Improper Storage of Insulin Pen on Medication Cart
Penalty
Summary
The deficiency involved the facility’s failure to properly secure and store a resident’s insulin Lispro pen in a locked medication cart as required by facility policy and professional standards. Surveyors observed three medication carts on the 300 Hall, with the middle cart having an insulin Lispro pen sitting on top of the cart counter, labeled with Resident #2’s name, rather than being locked inside the cart. Record review showed that this resident was a cognitively intact male with type 1 diabetes and dependence on renal dialysis, with active orders for insulin Lispro via pen-injector for use before dialysis sessions and per sliding scale with meals. During interview, LVN E reported that she had obtained and administered a dose of insulin Lispro to this resident earlier in the day and had written the open date on the insulin cap.
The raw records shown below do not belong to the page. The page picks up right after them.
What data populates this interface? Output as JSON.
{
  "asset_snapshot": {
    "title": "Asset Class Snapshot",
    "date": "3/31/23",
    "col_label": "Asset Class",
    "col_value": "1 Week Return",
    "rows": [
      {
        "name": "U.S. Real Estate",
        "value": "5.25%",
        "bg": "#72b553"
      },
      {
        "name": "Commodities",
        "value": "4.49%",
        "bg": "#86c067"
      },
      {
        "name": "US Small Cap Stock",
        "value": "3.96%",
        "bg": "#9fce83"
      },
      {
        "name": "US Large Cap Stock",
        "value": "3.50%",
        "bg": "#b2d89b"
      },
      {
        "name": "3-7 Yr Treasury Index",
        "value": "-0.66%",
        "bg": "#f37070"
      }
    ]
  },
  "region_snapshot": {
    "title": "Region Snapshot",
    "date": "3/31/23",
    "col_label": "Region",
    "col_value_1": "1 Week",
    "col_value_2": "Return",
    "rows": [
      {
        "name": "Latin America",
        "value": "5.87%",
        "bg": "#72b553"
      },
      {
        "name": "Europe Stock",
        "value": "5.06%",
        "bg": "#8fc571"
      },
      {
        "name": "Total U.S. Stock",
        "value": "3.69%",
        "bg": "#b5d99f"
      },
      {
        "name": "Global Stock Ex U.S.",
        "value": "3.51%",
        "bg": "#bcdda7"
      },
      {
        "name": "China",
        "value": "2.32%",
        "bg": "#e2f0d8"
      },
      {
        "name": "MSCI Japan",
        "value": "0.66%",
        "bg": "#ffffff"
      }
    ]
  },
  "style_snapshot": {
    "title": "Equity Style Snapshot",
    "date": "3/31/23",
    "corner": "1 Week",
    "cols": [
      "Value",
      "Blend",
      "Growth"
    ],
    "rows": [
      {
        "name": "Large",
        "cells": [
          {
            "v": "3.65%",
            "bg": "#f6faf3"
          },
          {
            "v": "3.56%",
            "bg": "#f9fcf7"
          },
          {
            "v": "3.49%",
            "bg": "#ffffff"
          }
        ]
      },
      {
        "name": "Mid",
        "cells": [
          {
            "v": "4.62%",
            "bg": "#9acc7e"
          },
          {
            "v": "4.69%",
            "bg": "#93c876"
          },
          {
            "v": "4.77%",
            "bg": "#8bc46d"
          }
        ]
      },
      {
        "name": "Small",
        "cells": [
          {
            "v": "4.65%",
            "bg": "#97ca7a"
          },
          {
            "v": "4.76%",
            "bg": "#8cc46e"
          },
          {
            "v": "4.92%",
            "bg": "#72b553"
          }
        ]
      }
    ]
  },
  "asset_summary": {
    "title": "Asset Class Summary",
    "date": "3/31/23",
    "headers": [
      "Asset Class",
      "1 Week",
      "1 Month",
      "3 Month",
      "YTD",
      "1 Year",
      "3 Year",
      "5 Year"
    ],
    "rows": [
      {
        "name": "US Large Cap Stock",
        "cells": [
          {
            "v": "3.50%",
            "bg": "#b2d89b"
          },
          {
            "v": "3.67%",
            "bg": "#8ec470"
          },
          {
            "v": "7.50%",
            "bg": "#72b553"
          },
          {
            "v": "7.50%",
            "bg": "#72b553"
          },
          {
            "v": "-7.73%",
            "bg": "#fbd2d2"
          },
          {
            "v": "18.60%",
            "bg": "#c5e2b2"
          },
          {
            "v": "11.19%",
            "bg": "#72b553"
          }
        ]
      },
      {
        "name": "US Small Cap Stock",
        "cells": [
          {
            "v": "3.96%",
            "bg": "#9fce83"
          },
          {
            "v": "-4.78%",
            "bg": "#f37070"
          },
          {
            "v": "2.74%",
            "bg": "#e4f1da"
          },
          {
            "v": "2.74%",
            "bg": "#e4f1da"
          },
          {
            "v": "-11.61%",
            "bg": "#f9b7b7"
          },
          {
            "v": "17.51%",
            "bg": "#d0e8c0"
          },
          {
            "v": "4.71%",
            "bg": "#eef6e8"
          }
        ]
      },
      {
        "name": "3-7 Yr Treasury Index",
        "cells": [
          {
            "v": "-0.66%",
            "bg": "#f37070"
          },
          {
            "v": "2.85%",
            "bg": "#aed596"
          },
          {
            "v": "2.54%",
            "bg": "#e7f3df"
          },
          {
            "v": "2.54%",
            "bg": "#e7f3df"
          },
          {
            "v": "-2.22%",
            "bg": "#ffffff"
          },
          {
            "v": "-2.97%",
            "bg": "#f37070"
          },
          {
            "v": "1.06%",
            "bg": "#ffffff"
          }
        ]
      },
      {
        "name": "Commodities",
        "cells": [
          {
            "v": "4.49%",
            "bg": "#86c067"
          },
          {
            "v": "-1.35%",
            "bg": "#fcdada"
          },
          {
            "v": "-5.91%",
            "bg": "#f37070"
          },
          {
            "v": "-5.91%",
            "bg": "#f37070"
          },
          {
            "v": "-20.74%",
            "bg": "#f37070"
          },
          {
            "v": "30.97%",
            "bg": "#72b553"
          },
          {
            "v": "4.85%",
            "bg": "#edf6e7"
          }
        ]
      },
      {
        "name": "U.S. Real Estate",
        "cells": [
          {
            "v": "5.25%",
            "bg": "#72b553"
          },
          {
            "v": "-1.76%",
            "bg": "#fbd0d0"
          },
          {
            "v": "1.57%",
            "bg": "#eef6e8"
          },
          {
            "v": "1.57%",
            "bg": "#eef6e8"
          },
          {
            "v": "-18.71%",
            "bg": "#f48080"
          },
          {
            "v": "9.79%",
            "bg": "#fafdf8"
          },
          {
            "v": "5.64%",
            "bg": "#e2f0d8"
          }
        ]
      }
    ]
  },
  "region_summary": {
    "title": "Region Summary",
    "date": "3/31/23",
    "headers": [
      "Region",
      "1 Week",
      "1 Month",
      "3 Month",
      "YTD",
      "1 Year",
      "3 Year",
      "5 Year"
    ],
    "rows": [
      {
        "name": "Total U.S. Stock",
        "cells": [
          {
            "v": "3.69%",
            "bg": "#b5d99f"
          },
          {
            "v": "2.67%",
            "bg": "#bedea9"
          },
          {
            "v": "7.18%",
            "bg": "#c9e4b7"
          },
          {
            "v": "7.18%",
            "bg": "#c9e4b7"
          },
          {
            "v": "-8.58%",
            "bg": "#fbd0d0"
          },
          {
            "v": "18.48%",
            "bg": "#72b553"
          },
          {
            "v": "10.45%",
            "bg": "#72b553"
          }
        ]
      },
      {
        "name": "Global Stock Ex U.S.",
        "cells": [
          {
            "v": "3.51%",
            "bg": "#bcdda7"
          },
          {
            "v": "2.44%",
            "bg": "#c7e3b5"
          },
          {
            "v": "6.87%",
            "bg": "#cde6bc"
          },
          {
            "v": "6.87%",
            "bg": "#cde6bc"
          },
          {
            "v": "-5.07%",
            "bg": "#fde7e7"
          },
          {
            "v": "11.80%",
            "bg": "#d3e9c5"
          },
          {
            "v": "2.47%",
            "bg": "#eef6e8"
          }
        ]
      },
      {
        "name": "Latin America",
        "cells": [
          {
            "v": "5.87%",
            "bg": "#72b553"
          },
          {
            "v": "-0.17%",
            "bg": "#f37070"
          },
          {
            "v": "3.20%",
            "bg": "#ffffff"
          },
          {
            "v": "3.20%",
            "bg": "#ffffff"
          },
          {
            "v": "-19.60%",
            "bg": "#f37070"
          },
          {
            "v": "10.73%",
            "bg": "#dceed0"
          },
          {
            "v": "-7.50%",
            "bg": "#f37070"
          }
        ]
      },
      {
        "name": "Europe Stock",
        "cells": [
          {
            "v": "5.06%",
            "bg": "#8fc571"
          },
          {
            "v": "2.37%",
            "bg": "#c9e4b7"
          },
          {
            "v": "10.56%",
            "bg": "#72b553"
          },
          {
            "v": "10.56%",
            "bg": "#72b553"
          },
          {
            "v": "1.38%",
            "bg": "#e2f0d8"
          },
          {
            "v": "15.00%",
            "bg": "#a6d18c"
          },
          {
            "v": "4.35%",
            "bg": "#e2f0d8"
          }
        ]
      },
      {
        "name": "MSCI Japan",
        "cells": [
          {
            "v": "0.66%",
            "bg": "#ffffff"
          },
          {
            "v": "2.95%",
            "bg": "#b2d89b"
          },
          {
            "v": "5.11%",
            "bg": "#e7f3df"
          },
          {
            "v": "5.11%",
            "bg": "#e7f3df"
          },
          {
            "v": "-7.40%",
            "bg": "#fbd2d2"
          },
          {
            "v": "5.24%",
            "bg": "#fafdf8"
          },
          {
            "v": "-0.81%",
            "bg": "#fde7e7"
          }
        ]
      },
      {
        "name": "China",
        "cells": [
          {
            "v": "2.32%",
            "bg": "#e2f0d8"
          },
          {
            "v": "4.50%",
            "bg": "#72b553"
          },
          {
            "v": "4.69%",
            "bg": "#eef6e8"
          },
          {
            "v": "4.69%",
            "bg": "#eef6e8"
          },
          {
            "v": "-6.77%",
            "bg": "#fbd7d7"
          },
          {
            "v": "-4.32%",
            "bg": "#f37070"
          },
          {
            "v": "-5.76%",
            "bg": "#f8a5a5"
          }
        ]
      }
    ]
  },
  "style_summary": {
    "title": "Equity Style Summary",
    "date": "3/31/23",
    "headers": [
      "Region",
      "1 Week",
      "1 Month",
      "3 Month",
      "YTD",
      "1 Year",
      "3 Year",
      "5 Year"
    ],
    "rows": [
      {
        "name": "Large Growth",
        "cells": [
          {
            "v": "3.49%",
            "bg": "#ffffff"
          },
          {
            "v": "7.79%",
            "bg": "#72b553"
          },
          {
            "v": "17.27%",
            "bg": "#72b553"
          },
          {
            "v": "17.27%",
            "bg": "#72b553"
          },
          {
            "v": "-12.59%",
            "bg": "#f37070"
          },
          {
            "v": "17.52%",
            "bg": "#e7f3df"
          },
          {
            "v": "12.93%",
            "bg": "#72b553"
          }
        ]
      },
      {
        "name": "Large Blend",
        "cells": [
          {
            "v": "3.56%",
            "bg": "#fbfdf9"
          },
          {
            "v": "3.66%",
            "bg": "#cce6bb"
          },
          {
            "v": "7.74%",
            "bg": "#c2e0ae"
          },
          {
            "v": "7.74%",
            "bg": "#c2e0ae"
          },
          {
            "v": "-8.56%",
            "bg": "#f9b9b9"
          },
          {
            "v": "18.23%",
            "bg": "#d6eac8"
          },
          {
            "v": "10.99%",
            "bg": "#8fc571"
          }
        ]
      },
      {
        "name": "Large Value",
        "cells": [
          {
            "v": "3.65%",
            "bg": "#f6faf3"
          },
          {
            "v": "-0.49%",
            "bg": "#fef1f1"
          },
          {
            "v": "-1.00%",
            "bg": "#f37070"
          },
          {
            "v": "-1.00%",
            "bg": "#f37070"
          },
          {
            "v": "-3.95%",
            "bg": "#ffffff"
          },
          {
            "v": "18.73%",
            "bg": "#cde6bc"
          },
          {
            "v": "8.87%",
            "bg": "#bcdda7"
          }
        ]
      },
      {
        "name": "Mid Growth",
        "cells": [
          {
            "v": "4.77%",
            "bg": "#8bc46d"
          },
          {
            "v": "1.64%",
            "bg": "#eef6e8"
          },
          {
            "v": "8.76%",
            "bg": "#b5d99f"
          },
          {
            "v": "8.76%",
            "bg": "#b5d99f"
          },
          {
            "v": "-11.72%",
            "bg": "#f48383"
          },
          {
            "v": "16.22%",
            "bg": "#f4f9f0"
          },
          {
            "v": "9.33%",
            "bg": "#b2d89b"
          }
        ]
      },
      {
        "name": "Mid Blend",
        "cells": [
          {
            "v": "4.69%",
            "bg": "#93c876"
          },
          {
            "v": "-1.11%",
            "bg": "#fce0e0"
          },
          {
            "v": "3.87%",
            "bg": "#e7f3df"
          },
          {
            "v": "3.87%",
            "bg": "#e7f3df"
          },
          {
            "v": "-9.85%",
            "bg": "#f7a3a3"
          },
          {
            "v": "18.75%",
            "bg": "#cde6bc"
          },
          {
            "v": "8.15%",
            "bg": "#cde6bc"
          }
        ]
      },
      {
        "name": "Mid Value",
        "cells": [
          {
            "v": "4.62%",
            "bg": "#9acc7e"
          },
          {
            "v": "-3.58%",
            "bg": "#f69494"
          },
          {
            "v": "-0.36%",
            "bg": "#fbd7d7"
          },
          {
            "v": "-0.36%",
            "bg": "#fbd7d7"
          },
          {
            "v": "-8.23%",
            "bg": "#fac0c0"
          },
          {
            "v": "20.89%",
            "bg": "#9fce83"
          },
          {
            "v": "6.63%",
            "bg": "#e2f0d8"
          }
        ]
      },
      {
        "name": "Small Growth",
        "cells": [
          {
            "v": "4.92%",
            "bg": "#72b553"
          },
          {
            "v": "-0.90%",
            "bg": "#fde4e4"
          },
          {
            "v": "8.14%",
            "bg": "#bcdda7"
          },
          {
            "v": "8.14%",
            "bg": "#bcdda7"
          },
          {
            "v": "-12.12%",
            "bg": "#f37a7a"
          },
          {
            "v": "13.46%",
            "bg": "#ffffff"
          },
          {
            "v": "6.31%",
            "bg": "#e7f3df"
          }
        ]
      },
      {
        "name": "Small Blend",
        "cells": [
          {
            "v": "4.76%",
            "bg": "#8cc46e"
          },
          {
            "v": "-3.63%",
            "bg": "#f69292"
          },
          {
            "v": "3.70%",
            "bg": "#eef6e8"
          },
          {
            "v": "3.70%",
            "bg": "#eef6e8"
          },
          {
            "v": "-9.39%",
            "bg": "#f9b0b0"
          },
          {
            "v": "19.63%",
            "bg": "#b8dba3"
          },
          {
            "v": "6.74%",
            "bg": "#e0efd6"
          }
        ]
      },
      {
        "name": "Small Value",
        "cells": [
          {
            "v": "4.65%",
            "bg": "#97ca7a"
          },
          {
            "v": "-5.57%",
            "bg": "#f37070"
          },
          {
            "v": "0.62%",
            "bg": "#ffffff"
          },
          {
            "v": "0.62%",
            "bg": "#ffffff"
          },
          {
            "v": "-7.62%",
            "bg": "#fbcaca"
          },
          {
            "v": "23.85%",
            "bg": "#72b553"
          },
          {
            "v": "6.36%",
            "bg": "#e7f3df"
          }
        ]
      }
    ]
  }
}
She stated she believed the insulin pen may have been left on top of the cart by the previous shift because the counter area where it was found was not her assigned cart, and she could not recall whether she had failed to lock the insulin pen in her own cart. LVN E acknowledged that all medications should always be locked in the medication cart. The DON confirmed that medications, including insulin, were required to be locked in the medication cart immediately after use, that only nursing staff were allowed to administer insulin, and that an unlocked insulin pen was considered a safety concern. Facility policy on Medication Storage in the Facility stated that medications and biologicals must be stored safely, securely, and properly, and that the medication supply is accessible only to licensed nursing personnel, pharmacy personnel, or staff lawfully authorized to administer medications.